Using Aggregate Functions
Mongoose supports a variety of aggregate functions that you can use to calculate values, such as average, maximum, and minimum. Here’s how you might use these:
...
async function calculateStats() {
const productStats = await Order.aggregate([
{
$group: {
_id: '$productId',
maxQuantity: { $max: '$quantity' },
minQuantity: { $min: '$quantity' },
avgQuantity: { $avg: '$quantity' }
}
}
]);
console.log(productStats);
}
calculateStats();
For each product ID, this pipeline calculates the maximum, minimum, and average quantity.
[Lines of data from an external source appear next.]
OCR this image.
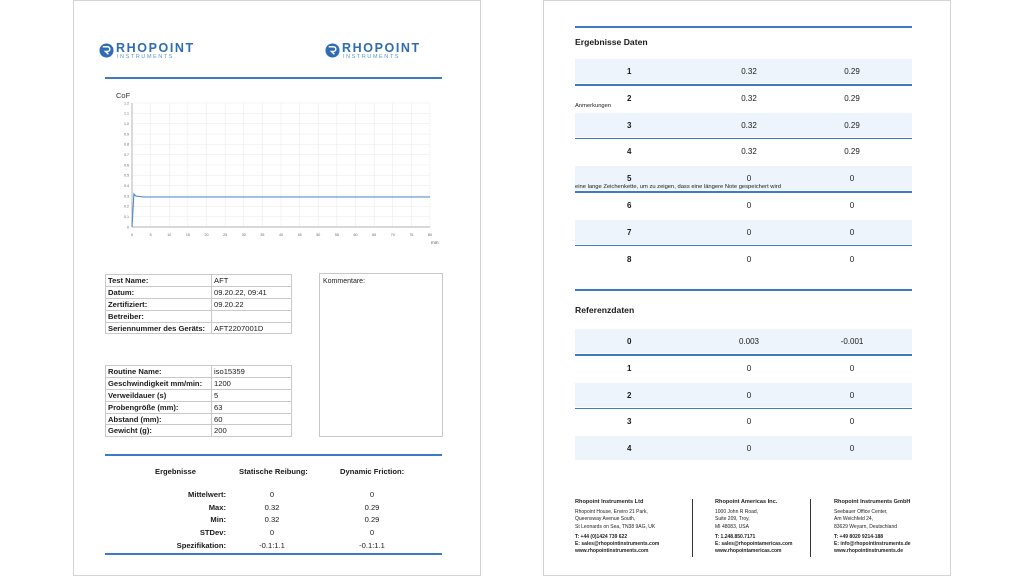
RHOPOINT
INSTRUMENTS
RHOPOINT
INSTRUMENTS
CoF
mm
0
0.1
0.2
0.3
0.4
0.5
0.6
0.7
0.8
0.9
1.0
1.1
1.2
0	5	10	15	20	25	30	35	40	45	50	55	60	65	70	75	80
Test Name:	AFT
Datum:	09.20.22, 09:41
Zertifiziert:	09.20.22
Betreiber:	
Seriennummer des Geräts:	AFT2207001D
Kommentare:
Routine Name:	iso15359
Geschwindigkeit mm/min:	1200
Verweildauer (s)	5
Probengröße (mm):	63
Abstand (mm):	60
Gewicht (g):	200
Ergebnisse	Statische Reibung:	Dynamic Friction:
Mittelwert:	0	0
Max:	0.32	0.29
Min:	0.32	0.29
STDev:	0	0
Spezifikation:	-0.1:1.1	-0.1:1.1
Ergebnisse Daten
1	0.32	0.29
2	0.32	0.29
3	0.32	0.29
4	0.32	0.29
5	0	0
6	0	0
7	0	0
8	0	0
Anmerkungen
eine lange Zeichenkette, um zu zeigen, dass eine längere Note gespeichert wird
Referenzdaten
0	0.003	-0.001
1	0	0
2	0	0
3	0	0
4	0	0
Rhopoint Instruments Ltd
Rhopoint House, Enviro 21 Park,
Queensway Avenue South,
St Leonards on Sea, TN38 9AG, UK
T: +44 (0)1424 739 622
E: sales@rhopointinstruments.com
www.rhopointinstruments.com
Rhopoint Americas Inc.
1000 John R Road,
Suite 209, Troy,
MI 48083, USA
T: 1.248.850.7171
E: sales@rhopointamericas.com
www.rhopointamericas.com
Rhopoint Instruments GmbH
Seebauer Office Center,
Am Weichfeld 24,
83629 Weyarn, Deutschland
T: +49 8020 9214-188
E: info@rhopointinstruments.de
www.rhopointinstruments.de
Advanced Aggregation Patterns
For more complex scenarios, such as when needing to perform actions akin to SQL’s JOINs, you’ll likely need to make use of the $lookup
operator and multiple stages. This requires careful structuring of your pipeline stages.
Let’s look at an example where we might join ‘orders’ with a ‘products’ collection:
...
async function joinCollections() {
const orderProductInfo = await Order.aggregate([
{
$lookup: {
from: 'products', // This should be the MongoDB collection name
localField: 'productId',
foreignField: '_id',
as: 'productInfo'
}
},
{
$unwind: '$productInfo'
}
]);
console.log(orderProductInfo);
}
joinCollections();
This code enriches each order with information from corresponding products. The $unwind
stage is used to deconstruct the arrays resulting from the join to allow for further operations, such as grouping.
Conclusion
To sum up, MongoDB’s aggregation framework, accessed via Mongoose in a Node.js application, offers a rich and versatile toolkit for grouping and summarizing data. Although it differs from SQL’s GROUP BY semantically and syntactically, it fulfills the same core need and beyond, due to its capability to handle more sophisticated tasks through a series of processing stages called a pipeline. As with any complex system, there is a learning curve, but with practice, you’ll likely find MongoDB’s aggregation capabilities equally as powerful, if not more so.
While this tutorial covered basics to more complex uses, exploring the remaining aggregation operators like $project
, $addFields
, $reduce
, and many others is a beneficial continuation of learning Mongoose and MongoDB. Be sure to reference the official Mongoose documentation for the latest features and syntactic nuances as you expand your aggregation toolkit.